くわまんG

ミツバチのささやきのくわまんGのレビュー・感想・評価

ミツバチのささやき(1973年製作の映画)
4.0
子供の感覚は取捨選択を知らず、何にでも悲しいほど鋭く反応します。やがて経験により記憶として体系化されるまで、それは限りなく柔らかで脆い。あの限定期間を実に細かくかつ端的に表現した…

ごちゃごちゃ御託は置いといて、このパッケージですよ。この子ね、見てくださいよこの子。ねぇ。

みどころ:
アナ・トレント
白昼夢のような観心地

あらすじ:
大戦前、右派と左派による血みどろの内戦が終結したスペインだったが、家庭分断など凄惨な爪痕が残っていた。
田舎の裕福な家庭に育った6歳のアナは、無垢でマイペースな女の子。高齢で偏屈な父、若く落ち着きの無い母、イタズラ好きで冷めた姉の四人暮らし。まだ、家庭内の微妙な不和がわからない年頃。
ある日、村で上映された『フランケンシュタイン』を観たアナ。そのラストシーンが頭から離れない。なぜ少女は死んだのか、なぜフランケンも死んだのか。答えの出ない“?”が、心の中の何かを開けた…。

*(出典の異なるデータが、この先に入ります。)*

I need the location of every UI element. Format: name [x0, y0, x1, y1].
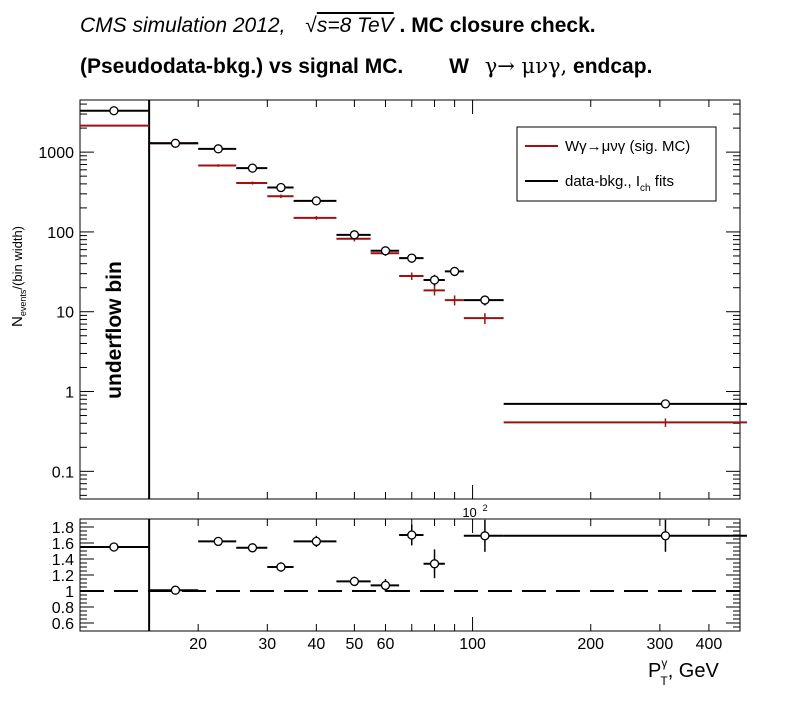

このもやのかかったような感じは、まさに子供の頃に触れた“世界”。数十年前に得た不思議な感触が、夢見のようにフラッシュバックします。

アナの眼差しがあまりに雄弁で、説明はもちろん読解力さえも不要です。彼女を見れば誰もが守ってあげたいと思うはずで、作り手もまたそう思い、そこに政治的背景を絡ませ、私達が守るべきものを提示したのかもしれませんねぇ。